You are viewing a plain text version of this content. The canonical link for it is here.
Posted to user@spark.apache.org by Ashic Mahtab <as...@live.com> on 2014/12/19 10:53:09 UTC

How to run an action and get output?

Hi,Say we have an operation that writes something to an external resource and gets some output. For example:
val doSomething(entry:SomeEntry, session:Session) : SomeOutput = {    val result = session.SomeOp(entry)    SomeOutput(entry.Key, result.SomeProp)} 
I could use a transformation for rdd.map, but in case of failures, the map would run on another executor for the same rdd. I could do rdd.foreach, but that returns unit. Is there something like a foreach that can return values?
Thanks,
Ashic. 		 	   		  

Re: How to run an action and get output?

Posted by Tobias Pfeiffer <tg...@preferred.jp>.
Hi,

On Fri, Dec 19, 2014 at 6:53 PM, Ashic Mahtab <as...@live.com> wrote:
>
> val doSomething(entry:SomeEntry, session:Session) : SomeOutput = {
>     val result = session.SomeOp(entry)
>     SomeOutput(entry.Key, result.SomeProp)
> }
>
> I could use a transformation for rdd.map, but in case of failures, the map
> would run on another executor for the same rdd. I could do rdd.foreach, but
> that returns unit.

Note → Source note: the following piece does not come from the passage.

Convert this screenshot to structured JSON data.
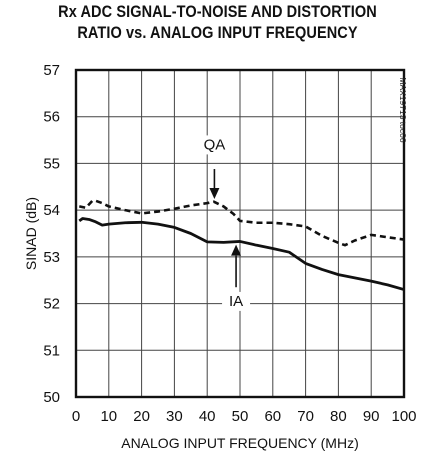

Is there something like a foreach that can return values?
>

I think `map()` is pretty much "`foreach()` that can return values". If you
want to prevent re-execution on errors, wrap the whole thing in a
scala.util.Try{} block or something.

rdd.map(item => {
  Try{ ... }
}).flatMap(_ match {
  case Success(something) => Some(something)
  case Failure(e) => None
})

or so.

Tobias